This article is from the Australian Property Journal archive
WHILE net overseas migration has hit record highs, overstating the impact migration levels have on the market risks overlooking the numerous other factors impacting Australia’s ongoing housing crisis.
According to CoreLogic, the picture around the housing crisis is far more complicated than just one issue, with the country facing high interest rates, low consumer sentiment and deteriorating housing affordability, seeing values and rents soaring and vacancy rates plummeting.
Over the year, national home values have surged by 7.2%, with rent values rose up 6.0%.
Migration is currently so high as a result of international border closures during the peaks of the COVID-19 global pandemic.
“Australia closed its borders to all non-citizens and non-residents in late March 2020, and fully re-opened to vaccinated and non-vaccinated arrivals in July 2022. By March 2023, Australia’s annual population growth hit 2.17%, the highest rate since 2008,” said Eliza Owen, head of research at CoreLogic.
“Net overseas migration, which is overseas arrivals minus departures, is currently at record highs annually, at 454,000 added to the population in the past 12 months. The pre-COVID decade average of annual net overseas migration is 217,000.”
Owen added that assuming an average household size of 2.49 people per dwelling in January 2023, the year to March would have seen demand for around 182,000 additional dwellings, in a year when around 175,000 dwellings were completed.
Which doesn’t consider new household formation domestically, which has increased significantly in recent years as average household side has dropped.
With the number of people per household early on in the pandemic pushing up dwelling demand by around 120,000 households, largely while border restrictions were in place.
“The high level of net overseas migration in the past year is partly a temporary result of the travel ban. It has been pushed higher by a concentrated number of overseas arrivals in a short space of time, and a 22% drop in departures compared to the historic five-year average,” added Owen.
“The decline in departures is explained by the ABS as a lagging result of fewer arrivals in recent years, which has translated to fewer departures a few years later. The record level of arrivals may in part be because of new, and postponed, decisions to come to Australia coalescing.”

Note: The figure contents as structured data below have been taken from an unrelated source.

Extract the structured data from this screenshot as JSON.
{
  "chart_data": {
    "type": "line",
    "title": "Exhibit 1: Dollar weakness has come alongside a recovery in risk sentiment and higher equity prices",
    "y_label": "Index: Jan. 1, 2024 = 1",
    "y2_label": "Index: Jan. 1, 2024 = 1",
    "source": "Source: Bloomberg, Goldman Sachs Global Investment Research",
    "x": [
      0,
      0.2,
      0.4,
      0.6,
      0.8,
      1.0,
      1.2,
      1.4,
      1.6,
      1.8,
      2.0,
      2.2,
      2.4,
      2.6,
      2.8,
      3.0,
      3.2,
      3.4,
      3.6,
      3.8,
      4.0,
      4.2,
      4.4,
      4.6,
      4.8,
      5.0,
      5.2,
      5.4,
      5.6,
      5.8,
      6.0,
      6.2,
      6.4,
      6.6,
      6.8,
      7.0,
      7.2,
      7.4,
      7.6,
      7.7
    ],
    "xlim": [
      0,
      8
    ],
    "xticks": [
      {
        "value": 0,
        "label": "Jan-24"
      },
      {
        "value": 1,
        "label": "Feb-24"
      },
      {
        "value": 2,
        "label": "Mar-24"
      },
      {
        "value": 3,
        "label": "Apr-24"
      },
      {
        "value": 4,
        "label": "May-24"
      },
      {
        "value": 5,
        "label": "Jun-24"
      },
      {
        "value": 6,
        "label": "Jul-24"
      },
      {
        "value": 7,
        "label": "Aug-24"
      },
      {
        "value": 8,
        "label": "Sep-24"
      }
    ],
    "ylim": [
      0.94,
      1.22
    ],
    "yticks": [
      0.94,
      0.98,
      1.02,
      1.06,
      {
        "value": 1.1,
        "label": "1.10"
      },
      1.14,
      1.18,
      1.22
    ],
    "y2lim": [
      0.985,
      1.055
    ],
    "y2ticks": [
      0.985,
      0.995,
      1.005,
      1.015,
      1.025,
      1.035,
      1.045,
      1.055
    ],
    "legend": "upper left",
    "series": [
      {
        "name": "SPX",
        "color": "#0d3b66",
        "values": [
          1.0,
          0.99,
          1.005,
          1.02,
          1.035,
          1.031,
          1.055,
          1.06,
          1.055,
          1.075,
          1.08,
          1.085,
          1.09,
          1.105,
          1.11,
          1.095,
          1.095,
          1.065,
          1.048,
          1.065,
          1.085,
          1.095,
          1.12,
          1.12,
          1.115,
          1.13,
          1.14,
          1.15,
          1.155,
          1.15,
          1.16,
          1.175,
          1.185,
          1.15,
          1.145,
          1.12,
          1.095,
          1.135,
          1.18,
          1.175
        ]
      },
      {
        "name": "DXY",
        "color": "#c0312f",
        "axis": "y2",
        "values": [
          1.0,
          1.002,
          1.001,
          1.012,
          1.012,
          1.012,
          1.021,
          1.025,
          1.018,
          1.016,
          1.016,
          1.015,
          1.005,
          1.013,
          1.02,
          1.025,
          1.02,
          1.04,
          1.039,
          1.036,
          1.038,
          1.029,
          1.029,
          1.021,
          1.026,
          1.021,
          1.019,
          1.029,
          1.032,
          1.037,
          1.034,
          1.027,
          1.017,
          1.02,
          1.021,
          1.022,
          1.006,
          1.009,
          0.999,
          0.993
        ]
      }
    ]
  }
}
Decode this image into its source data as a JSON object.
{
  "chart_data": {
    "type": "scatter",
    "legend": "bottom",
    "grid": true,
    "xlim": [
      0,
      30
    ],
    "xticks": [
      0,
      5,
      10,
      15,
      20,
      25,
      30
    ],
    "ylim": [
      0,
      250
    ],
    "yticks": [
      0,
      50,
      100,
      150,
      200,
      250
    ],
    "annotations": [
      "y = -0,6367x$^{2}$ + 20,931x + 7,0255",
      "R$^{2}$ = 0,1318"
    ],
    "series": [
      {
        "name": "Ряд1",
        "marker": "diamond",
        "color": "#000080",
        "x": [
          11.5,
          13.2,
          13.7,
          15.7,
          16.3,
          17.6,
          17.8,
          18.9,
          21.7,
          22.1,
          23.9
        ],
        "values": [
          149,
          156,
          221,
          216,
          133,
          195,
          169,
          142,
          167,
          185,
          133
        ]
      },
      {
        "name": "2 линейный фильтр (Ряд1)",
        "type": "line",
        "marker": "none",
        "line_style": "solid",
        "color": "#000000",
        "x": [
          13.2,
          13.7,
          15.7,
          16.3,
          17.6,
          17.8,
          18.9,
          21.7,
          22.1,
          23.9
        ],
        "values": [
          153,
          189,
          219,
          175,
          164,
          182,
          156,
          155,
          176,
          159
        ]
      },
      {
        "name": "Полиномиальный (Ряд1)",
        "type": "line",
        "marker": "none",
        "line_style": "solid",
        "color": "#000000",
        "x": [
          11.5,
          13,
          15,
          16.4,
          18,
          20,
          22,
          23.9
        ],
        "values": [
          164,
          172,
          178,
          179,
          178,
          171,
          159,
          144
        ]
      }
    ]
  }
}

Migration patterns to Australia indicated that without the ban during border closures, net overseas migration would likely be more in line with historic averages for the year to March 2023.
“Notably though, there has also still been fewer arrivals since COVID than we would have seen without travel restrictions,” said Owen.
“The strong spike in migration this year will normalise in time, and should not be an influence on long-term migration policies.”
Increases in overseas migration do have an immediate impact on the rental market, with 60.8% of migrant arrivals in the five years to 2021 renting, according to ABS data.
While in the longer term, home ownership rises among permanent migrants with 55.6% of arrivals between 2012 and 2016, and 70.6% of migrant arrivals before 2012 owning a home, according to 2021 data.
For temporary migrants 15 years and older, 68.9% were renters in 2021, including 91.6% of temporary skilled visa holders, and 83.5% of student visa holders.
While migration impacts housing demand, particularly in the rental market, a cap on migration would be a mere short-term solution.
Migration caps and bans throughout the height of the pandemic have already shown that such policies lead to long-term issues.
“Because housing demand (the movement of people) is more liquid than housing supply (the construction or acquisition of new housing), the re-opening of international borders created a demand shock, which quickly pushed up rents and worsened an already tight rental market,” added Owen.
“The demand shock also came amid constraints to new available supply, as sellers were put off by rising interest rates, and new home completions were delayed by increased material costs and labour shortages.”
Urban Taskforce CEO, Tom Forrest has also expressed concern of dog whistling by the NSW Opposition over migration levels and overstating the impact that current levels have on the crisis.
“The housing supply crisis did not simply appear last year – it has been a disaster that was brewing well before the outbreak of COVID. Housing supply is the answer, not killing economic growth by slashing immigration,” said Forrest.